Post · Apr 13, 2017 15:56 ·

Breakthrough on the French Street Names dataset. This paper boasts a huge improvement over previous state-of-the-art models including Inception V3 and Inception Resnet V2. And since that wasn’t hard enough, they also tested it against Google Street View, cause it’s all like nbd.

Highlight From the Paper

  • Novel attention mechanism allows us to extract structured text information by reading only the interesting parts of the whole image.
  • We achieve 84.2% accuracy on FSNS, significantly outperforming the previous state-of-the-art [10], which achieved 72.46%.
  • 48% of the “errors” are actually due to the incorrect ground truth.



Arxiv Abstract

  • Zbigniew Wojna
  • Alex Gorban
  • Dar-Shyang Lee
  • Kevin Murphy
  • Qian Yu
  • Yeqing Li
  • Julian Ibarz

We present a neural network model - based on CNNs, RNNs and a novel attention mechanism - which achieves 84.2% accuracy on the challenging French Street Name Signs (FSNS) dataset, significantly outperforming the previous state of the art (Smith'16), which achieved 72.46%. Furthermore, our new method is much simpler and more general than the previous approach.

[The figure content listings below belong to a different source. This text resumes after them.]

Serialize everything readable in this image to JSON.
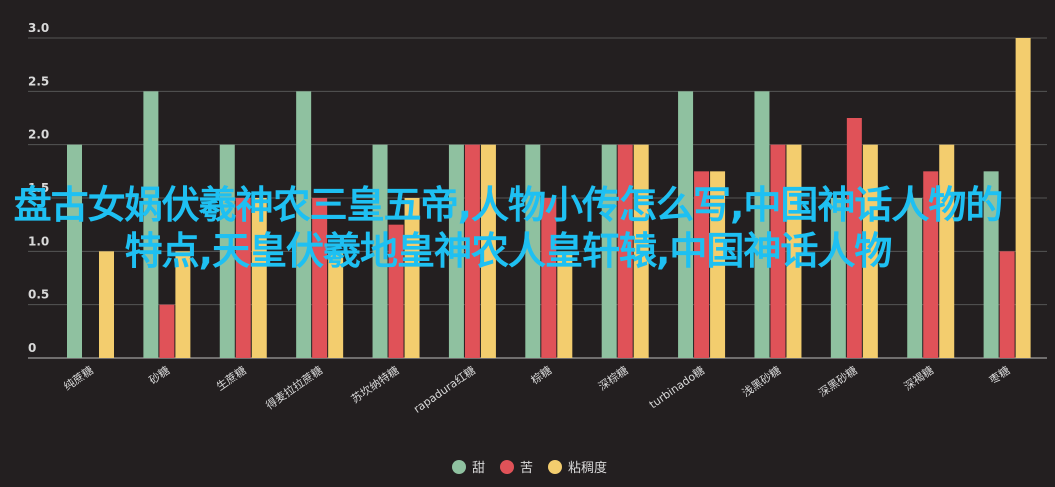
{
  "chart_data": {
    "type": "bar",
    "categories": [
      "纯蔗糖",
      "砂糖",
      "生蔗糖",
      "得麦拉拉蔗糖",
      "苏坎纳特糖",
      "rapadura红糖",
      "棕糖",
      "深棕糖",
      "turbinado糖",
      "浅黑砂糖",
      "深黑砂糖",
      "深褐糖",
      "枣糖"
    ],
    "series": [
      {
        "name": "甜",
        "values": [
          2.0,
          2.5,
          2.0,
          2.5,
          2.0,
          2.0,
          2.0,
          2.0,
          2.5,
          2.5,
          1.5,
          1.5,
          1.75
        ]
      },
      {
        "name": "苦",
        "values": [
          0,
          0.5,
          1.5,
          1.5,
          1.25,
          2.0,
          1.5,
          2.0,
          1.75,
          2.0,
          2.25,
          1.75,
          1.0
        ]
      },
      {
        "name": "粘稠度",
        "values": [
          1.0,
          1.0,
          1.5,
          1.0,
          1.5,
          2.0,
          1.0,
          2.0,
          1.75,
          2.0,
          2.0,
          2.0,
          3.0
        ]
      }
    ],
    "colors": [
      "#8fc1a0",
      "#e05258",
      "#f3cd6e"
    ],
    "yticks": [
      "0",
      "0.5",
      "1.0",
      "1.5",
      "2.0",
      "2.5",
      "3.0"
    ],
    "ylim": [
      0,
      3.0
    ],
    "grid": true,
    "legend": "bottom-center"
  },
  "overlay": {
    "text": "盘古女娲伏羲神农三皇五帝,人物小传怎么写,中国神话人物的特点,天皇伏羲地皇神农人皇轩辕,中国神话人物"
  }
}
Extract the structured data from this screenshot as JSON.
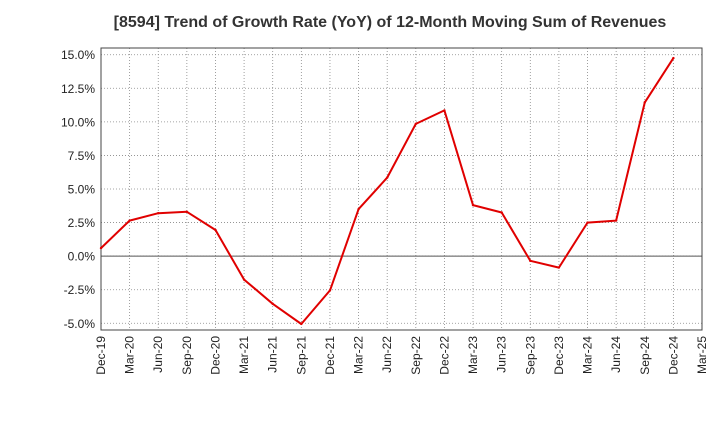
{
  "chart_data": {
    "type": "line",
    "title": "[8594]  Trend of Growth Rate (YoY) of 12-Month Moving Sum of Revenues",
    "xlabel": "",
    "ylabel": "",
    "x_tick_labels": [
      "Dec-19",
      "Mar-20",
      "Jun-20",
      "Sep-20",
      "Dec-20",
      "Mar-21",
      "Jun-21",
      "Sep-21",
      "Dec-21",
      "Mar-22",
      "Jun-22",
      "Sep-22",
      "Dec-22",
      "Mar-23",
      "Jun-23",
      "Sep-23",
      "Dec-23",
      "Mar-24",
      "Jun-24",
      "Sep-24",
      "Dec-24",
      "Mar-25"
    ],
    "y_ticks": [
      15.0,
      12.5,
      10.0,
      7.5,
      5.0,
      2.5,
      0.0,
      -2.5,
      -5.0
    ],
    "y_tick_labels": [
      "15.0%",
      "12.5%",
      "10.0%",
      "7.5%",
      "5.0%",
      "2.5%",
      "0.0%",
      "-2.5%",
      "-5.0%"
    ],
    "ylim": [
      -5.5,
      15.5
    ],
    "grid": true,
    "series": [
      {
        "color": "#e00000",
        "x": [
          "Dec-19",
          "Mar-20",
          "Jun-20",
          "Sep-20",
          "Dec-20",
          "Mar-21",
          "Jun-21",
          "Sep-21",
          "Dec-21",
          "Mar-22",
          "Jun-22",
          "Sep-22",
          "Dec-22",
          "Mar-23",
          "Jun-23",
          "Sep-23",
          "Dec-23",
          "Mar-24",
          "Jun-24",
          "Sep-24",
          "Dec-24"
        ],
        "values": [
          0.6,
          2.65,
          3.2,
          3.3,
          1.95,
          -1.75,
          -3.55,
          -5.05,
          -2.55,
          3.5,
          5.85,
          9.85,
          10.85,
          3.8,
          3.25,
          -0.35,
          -0.85,
          2.5,
          2.65,
          11.45,
          14.75
        ]
      }
    ]
  }
}
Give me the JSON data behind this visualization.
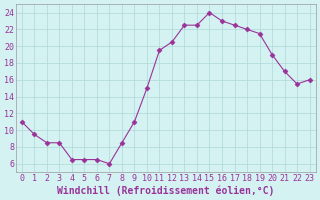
{
  "x": [
    0,
    1,
    2,
    3,
    4,
    5,
    6,
    7,
    8,
    9,
    10,
    11,
    12,
    13,
    14,
    15,
    16,
    17,
    18,
    19,
    20,
    21,
    22,
    23
  ],
  "y": [
    11,
    9.5,
    8.5,
    8.5,
    6.5,
    6.5,
    6.5,
    6,
    8.5,
    11,
    15,
    19.5,
    20.5,
    22.5,
    22.5,
    24,
    23,
    22.5,
    22,
    21.5,
    19,
    17,
    15.5,
    16
  ],
  "line_color": "#993399",
  "marker": "D",
  "marker_size": 2.5,
  "bg_color": "#d4f2f2",
  "grid_color": "#b0d8d8",
  "xlabel": "Windchill (Refroidissement éolien,°C)",
  "xlabel_color": "#993399",
  "ylim": [
    5,
    25
  ],
  "xlim": [
    -0.5,
    23.5
  ],
  "yticks": [
    6,
    8,
    10,
    12,
    14,
    16,
    18,
    20,
    22,
    24
  ],
  "xticks": [
    0,
    1,
    2,
    3,
    4,
    5,
    6,
    7,
    8,
    9,
    10,
    11,
    12,
    13,
    14,
    15,
    16,
    17,
    18,
    19,
    20,
    21,
    22,
    23
  ],
  "tick_fontsize": 6,
  "xlabel_fontsize": 7,
  "spine_color": "#999999"
}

To demonstrate the generality of our model, we show that it also performs well on an even more challenging dataset derived from Google Street View, in which the goal is to extract business names from store fronts. Finally, we study the speed/accuracy tradeoff that results from using CNN feature extractors of different depths. Surprisingly, we find that deeper is not always better (in terms of accuracy, as well as speed). Our resulting model is simple, accurate and fast, allowing it to be used at scale on a variety of challenging real-world text extraction problems.